[파이썬] Beautiful Soup 4 `children` 및 `descendants` 속성 사용

Beautiful Soup is a powerful Python library for web scraping. It allows you to extract data from HTML and XML documents in an intuitive and convenient way. One of the key features of Beautiful Soup is the ability to navigate and search through the parsed document using various methods and attributes.

In this blog post, we will focus on two important attributes in Beautiful Soup 4: children and descendants. These attributes provide us with different ways to access and manipulate the elements within an HTML/XML document.

children 속성

The children attribute is used to access the direct children of an element. It returns a generator object that yields the immediate children elements of the given element.
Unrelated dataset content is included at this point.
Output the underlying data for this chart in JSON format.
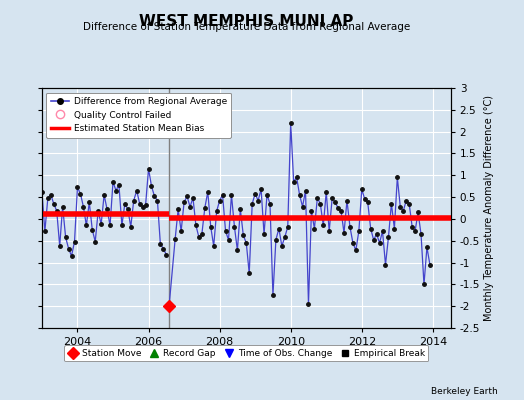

Here’s an example to demonstrate its usage:

from bs4 import BeautifulSoup

html = """
<html>
  <body>
    <div>
      <h1>Beautiful Soup 4</h1>
      <p>A Python library for web scraping</p>
    </div>
  </body>
</html>
"""

soup = BeautifulSoup(html, 'html.parser')
div_element = soup.find('div')

for child in div_element.children:
    print(child)

In the above example, we have an HTML document with a div element containing an h1 and a p element. We use the find method to locate the div element and then iterate over its children. The output of the above code will be:

<h1>Beautiful Soup 4</h1>
<p>A Python library for web scraping</p>

As you can see, the children attribute only returns the immediate children elements of the given element.

descendants 속성

The descendants attribute is used to access all the descendants of an element, recursively. It returns a generator object that yields all the descendants of the given element.

Here’s an example to demonstrate its usage:

from bs4 import BeautifulSoup

html = """
<html>
  <body>
    <div>
      <h1>Beautiful Soup 4</h1>
      <p>A Python library for web scraping</p>
      <ul>
        <li>Easy to use</li>
        <li>Flexible</li>
        <li>Powerful</li>
      </ul>
    </div>
  </body>
</html>
"""

soup = BeautifulSoup(html, 'html.parser')
div_element = soup.find('div')

for descendant in div_element.descendants:
    print(descendant)

In the above example, we have an HTML document with a nested structure. The div element contains an h1, p, and ul element, and the ul element contains li elements. We use the find method to locate the div element and then iterate over its descendants. The output of the above code will be:

<h1>Beautiful Soup 4</h1>
Beautiful Soup 4
<p>A Python library for web scraping</p>
A Python library for web scraping
<ul>
<li>Easy to use</li>
<li>Flexible</li>
<li>Powerful</li>
</ul>
<li>Easy to use</li>
Easy to use
<li>Flexible</li>
Flexible
<li>Powerful</li>
Powerful

As you can see, the descendants attribute returns all the descendants of the given element, including the nested elements.

Conclusion

In this blog post, we have explored two important attributes in Beautiful Soup 4: children and descendants. These attributes provide us with different ways to access and manipulate the elements within an HTML/XML document. By leveraging these attributes, we can easily navigate the parsed document and extract the desired information for our web scraping tasks.